According to the court, Rose resigned as ASTT president and as trustee of the company’s 401K Profit Sharing Plan in April of 2008 and Aoe’e took over as CEO. Rose ceased all involvement in management, business decisions, and day-to-day operation of ASTT and his “past role as an investor” ended in 2008.

Therefore, said the court, the decisions Rose made, as president, have no bearing on the issues in this case.


“On the surface, it would seem clear that after more than a decade of legal representation for a myriad of legal issues, Rose and his law firm should be disqualified,” the judges wrote. “However, upon closer inspection of the evidence before us, we cannot find that the competing interests weigh in favor of disqualification.”

According to the judges, whatever general knowledge of ASTT’s policies and practices Rose “may have gleaned as their attorney over the years, we find no evidence that they include specific facts relevant to the matter in question.”

The judges said ASTT did not meet its burden of establishing a substantial relationship between prior matters for which Rose served as an attorney for ASTT and the instant matter, or that confidential information that would give plaintiffs in this case an advantage has been passed on to Rose or MWS Rose law firm.

The judges also state that Rose has never been house counsel for ASTT, no matter how many matters he and RJV represented ASTT for, which is a significant difference because RJV did not have “management supervision of the legal aspects of every transaction” of ASTT “even when outside counsel were also involved.”

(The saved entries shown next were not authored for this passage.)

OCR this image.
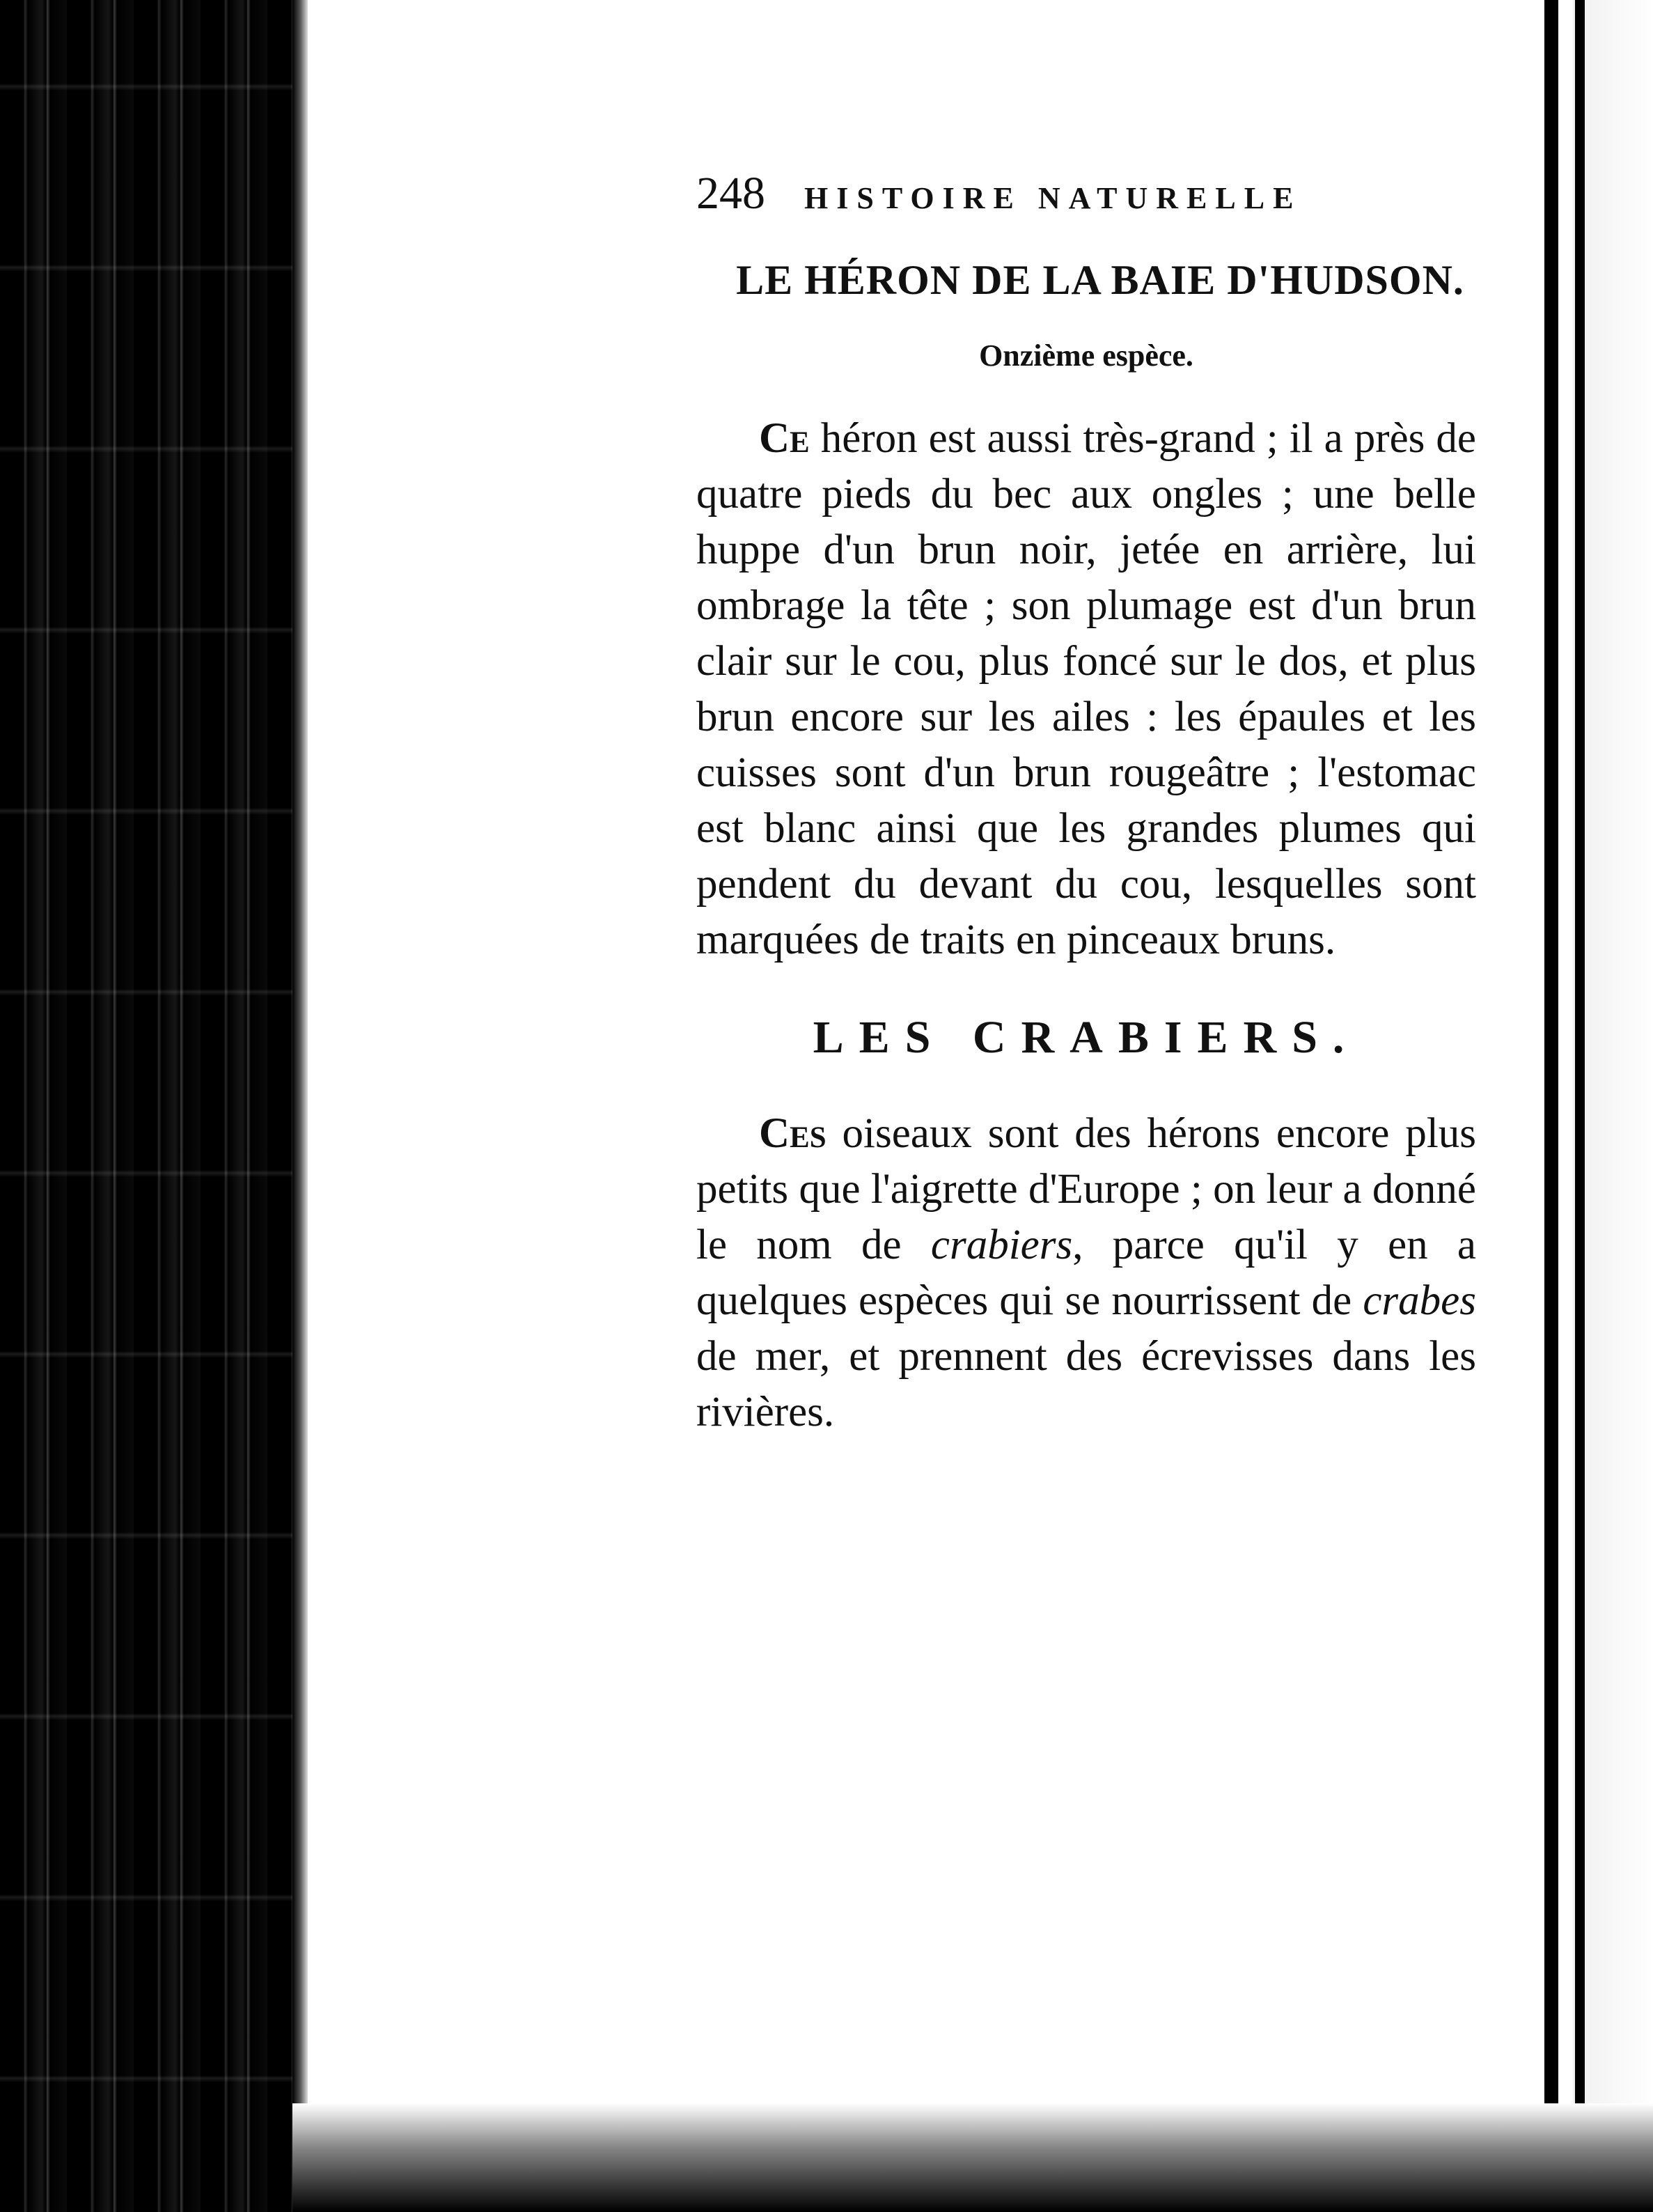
248 HISTOIRE NATURELLE
LE HÉRON DE LA BAIE D'HUDSON.
Onzième espèce.

Ce héron est aussi très-grand ; il a près de quatre pieds du bec aux ongles ; une belle huppe d'un brun noir, jetée en arrière, lui ombrage la tête ; son plumage est d'un brun clair sur le cou, plus foncé sur le dos, et plus brun encore sur les ailes : les épaules et les cuisses sont d'un brun rougeâtre ; l'estomac est blanc ainsi que les grandes plumes qui pendent du devant du cou, lesquelles sont marquées de traits en pinceaux bruns.

LES CRABIERS.

Ces oiseaux sont des hérons encore plus petits que l'aigrette d'Europe ; on leur a donné le nom de crabiers, parce qu'il y en a quelques espèces qui se nourrissent de crabes de mer, et prennent des écrevisses dans les rivières.
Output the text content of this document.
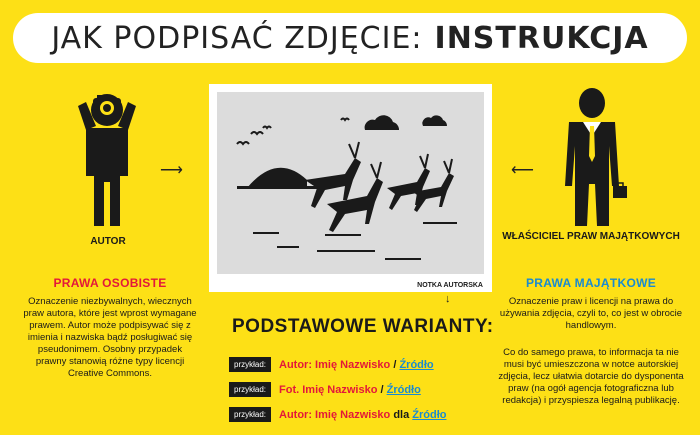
JAK PODPISAĆ ZDJĘCIE: INSTRUKCJA
⟶	⟵
↓
NOTKA AUTORSKA
AUTOR
PRAWA OSOBISTE
Oznaczenie niezbywalnych, wiecznych praw autora, które jest wprost wymagane prawem. Autor może podpisywać się z imienia i nazwiska bądź posługiwać się pseudonimem. Osobny przypadek prawny stanowią różne typy licencji Creative Commons.
WŁAŚCICIEL PRAW MAJĄTKOWYCH
PRAWA MAJĄTKOWE
Oznaczenie praw i licencji na prawa do używania zdjęcia, czyli to, co jest w obrocie handlowym.
Co do samego prawa, to informacja ta nie musi być umieszczona w notce autorskiej zdjęcia, lecz ułatwia dotarcie do dysponenta praw (na ogół agencja fotograficzna lub redakcja) i przyspiesza legalną publikację.
PODSTAWOWE WARIANTY:
przykład:	Autor: Imię Nazwisko / Źródło
przykład:	Fot. Imię Nazwisko / Źródło
przykład:	Autor: Imię Nazwisko dla Źródło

Rose and RJV also didn’t write the Management Agreement at issue here, the court said, nor did they consult, edit, or write the Supply Fee Agreement, and it noted that neither Rose nor RJV represented ASTT on any of the matters at issue in this case.

“With the evidence before us, we are unable to say that disqualification [of Rose] is merited,” the judges wrote.


The judges, however, took issue with Plaintiff’s motion arguing that this is a “tactical motion” by the defendants and “an attempt to mislead the court”. The judges said this argument “is taken with a large grain of salt”

For example, the judges point out that MWS Rose — as RJV — was intimately connected with ASTT and although ASTT ceased being a client of RJV in December 2016, RVJ still sent ASTT information regarding their transition to MWS Rose, which implies either sloppy record-keeping or that MSW Rose still considered ASTT to be a client as late as April 2017.

The judges said that for the plaintiffs to “accuse ASTT and their counsel of ‘tactical’ and ‘dishonest’ measures rings false when the extent of the relationship between Barry Rose and Bluesky is examined.”

However, the judges note, “As uncomfortable as it must be for ASTT to see their former president, shareholder and their former law firm representing their opponents in this case, the appearance of impropriety is no longer the standard for motions to disqualify attorneys under MRPC.”

Furthermore, although Rose undoubtedly served as ASTT’s attorney on numerous occasions, and his law firm handled a large variety of cases over many years, “none of those matters are substantially related to the current lawsuit, and no confidential information was likely to have been transmitted,” the judges said.